Há vários aspectos na actual hostilidade. Há uma agravante no caso português que tem a ver com a vitória muito significativa da ideologia da troika, que está longe de ter desaparecido e, nalguns casos, migrou para sectores que lhe deveriam ser alheios e não são: os socialistas, por exemplo. Disfarçada de “economia”, essa ideologia assenta numa visão pseudo-cíentifica, muito rudimentar e simplista, cheia de variantes neo-malthusianas, que se apresentou como não tendo alternativa, a nefasta TINA. Isto encheu-nos as cabeças e não saiu delas.

Essa ideologia centra-se na crítica do Estado, em particular do Estado social, e transforma os funcionários públicos em cúmplices de uma rede de privilégio, sendo descritos apenas como “despesa” excessiva. Vale a pena ensinar-lhes um pouco de história europeia e lembrar-lhes o papel do Estado desde Bismarck como instrumento para impedir sociedades bipolares de “proletários” e ricos, com a consequente conflitualidade social extrema. Acresce que esse processo criou à volta do Estado uma classe média, os tais desdenhados funcionários públicos, que não só funcionou como tampão como arrastou muita gente que vinha da pobreza e acedeu à mediania. A economia privada e o dinamismo das empresas, quando existiu ou existe, teve e tem igualmente esse papel, mas não chegou para criar este elevador social.

Portanto, gritem contra a função pública e os malefícios do Estado, que também existem como é óbvio, mas percebam que o pacote de não ter professores, enfermeiros, médicos, jardineiros, funcionário das repartições, leva atrás de si o ensino e a saúde pública, que são componentes essenciais do elevador social, o único meio de retirar as pessoas da pobreza, quer no privado, quer no público. Pais lavradores, que conheceram a verdadeira pobreza, filha professora primária ou funcionária pública, neto estudante universitário – sendo que o papel da educação é um elemento fundamental para esta ascensão.

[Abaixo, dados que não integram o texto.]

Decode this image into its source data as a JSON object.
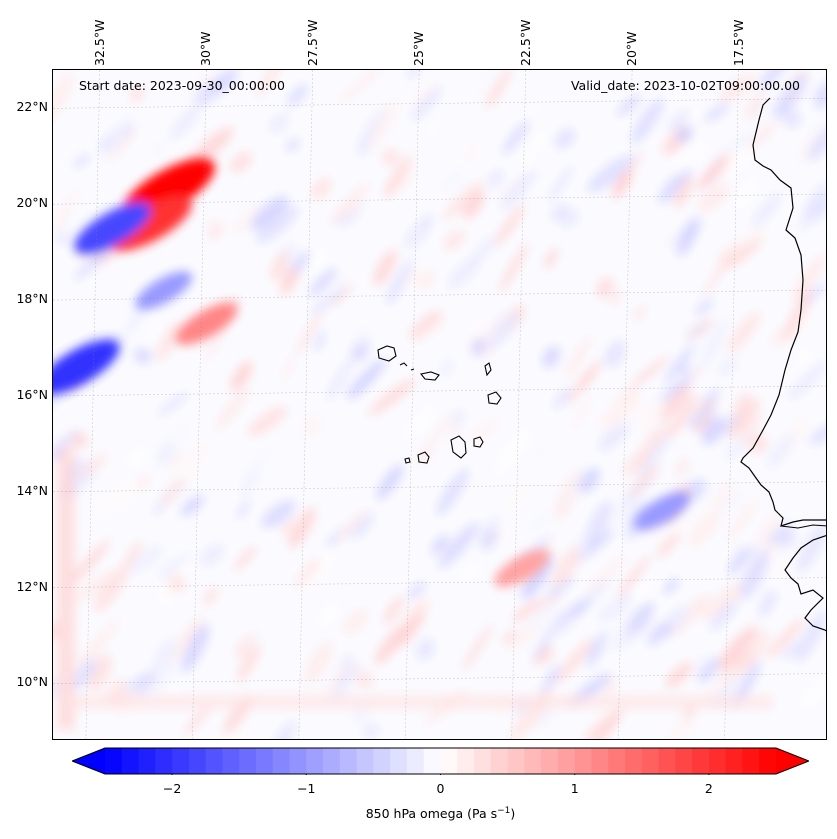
{
  "chart_data": {
    "type": "heatmap",
    "title": "",
    "variable_label": "850 hPa omega (Pa s",
    "variable_unit_sup": "−1",
    "variable_unit_close": ")",
    "start_date_text": "Start date: 2023-09-30_00:00:00",
    "valid_date_text": "Valid_date: 2023-10-02T09:00:00.00",
    "lon_range": [
      -33.6,
      -15.4
    ],
    "lat_range": [
      8.8,
      22.8
    ],
    "lon_ticks": [
      {
        "value": -32.5,
        "label": "32.5°W"
      },
      {
        "value": -30,
        "label": "30°W"
      },
      {
        "value": -27.5,
        "label": "27.5°W"
      },
      {
        "value": -25,
        "label": "25°W"
      },
      {
        "value": -22.5,
        "label": "22.5°W"
      },
      {
        "value": -20,
        "label": "20°W"
      },
      {
        "value": -17.5,
        "label": "17.5°W"
      }
    ],
    "lat_ticks": [
      {
        "value": 10,
        "label": "10°N"
      },
      {
        "value": 12,
        "label": "12°N"
      },
      {
        "value": 14,
        "label": "14°N"
      },
      {
        "value": 16,
        "label": "16°N"
      },
      {
        "value": 18,
        "label": "18°N"
      },
      {
        "value": 20,
        "label": "20°N"
      },
      {
        "value": 22,
        "label": "22°N"
      }
    ],
    "colorbar": {
      "min": -2.5,
      "max": 2.5,
      "extend": "both",
      "colormap": "bwr",
      "low_color": "#0000ff",
      "mid_color": "#ffffff",
      "high_color": "#ff0000",
      "ticks": [
        {
          "value": -2,
          "label": "−2"
        },
        {
          "value": -1,
          "label": "−1"
        },
        {
          "value": 0,
          "label": "0"
        },
        {
          "value": 1,
          "label": "1"
        },
        {
          "value": 2,
          "label": "2"
        }
      ]
    },
    "features": [
      {
        "name": "strong-ascent-north",
        "lon": -30.9,
        "lat": 20.3,
        "value": 2.5
      },
      {
        "name": "ascent-north-2",
        "lon": -31.3,
        "lat": 19.6,
        "value": 2.0
      },
      {
        "name": "ascent-band-17n",
        "lon": -30.0,
        "lat": 17.5,
        "value": 1.2
      },
      {
        "name": "descent-north",
        "lon": -32.2,
        "lat": 19.5,
        "value": -1.8
      },
      {
        "name": "descent-west-16n",
        "lon": -33.0,
        "lat": 16.6,
        "value": -2.0
      },
      {
        "name": "descent-18n",
        "lon": -31.0,
        "lat": 18.2,
        "value": -1.0
      },
      {
        "name": "ascent-12n",
        "lon": -22.6,
        "lat": 12.4,
        "value": 0.9
      },
      {
        "name": "descent-14n",
        "lon": -19.3,
        "lat": 13.6,
        "value": -1.0
      }
    ],
    "grid": true
  }
}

Depois, há outros ingredientes. Os professores protestam, fazem greves, boicotam exames, fecham escolas, e hoje há uma forte penalização para as lutas sociais. Quem defende os seus interesses é penalizado e de imediato tem contra si muita comunicação social, o bas-fond das redes sociais e a maioria da opinião pública. São os enfermeiros, os camionistas, os professores, os trabalhadores dos transportes – manifestam-se, são logo classificados de privilegiados e egoístas. Os mansos que recebem migalhas no fundo do seu ressentimento invejam quem se mexe. Sem mediações, a sociedade esconde os que não precisam, e pune os que lutam. As greves hoje são solitárias.

Por fim, e o mais importante, há uma desvalorização do papel do professor, de ensinar, de transmitir um saber. Vem num pacote sinistro que inclui o falso igualitarismo nas redes sociais, o ataque à hierarquia do saber, o desprezo pelo conhecimento profissional resultado de muito trabalho a favor de frases avulsas, com erros e asneiras, sem sequer se conhecer aquilo de que se fala. É o que leva Trump a dizer que se combatia o incêndio de Notre Dame com aviões tanques atirando toneladas de água, cujo resultado seria derrubar o que veio a escapar, paredes, vitrais, obras de arte. É destas “bocas” que pululam nas redes sociais que nasce também a hostilidade aos professores. É o ascenso da nova ignorância arrogante, um sinal muito preocupante para o nosso futuro.»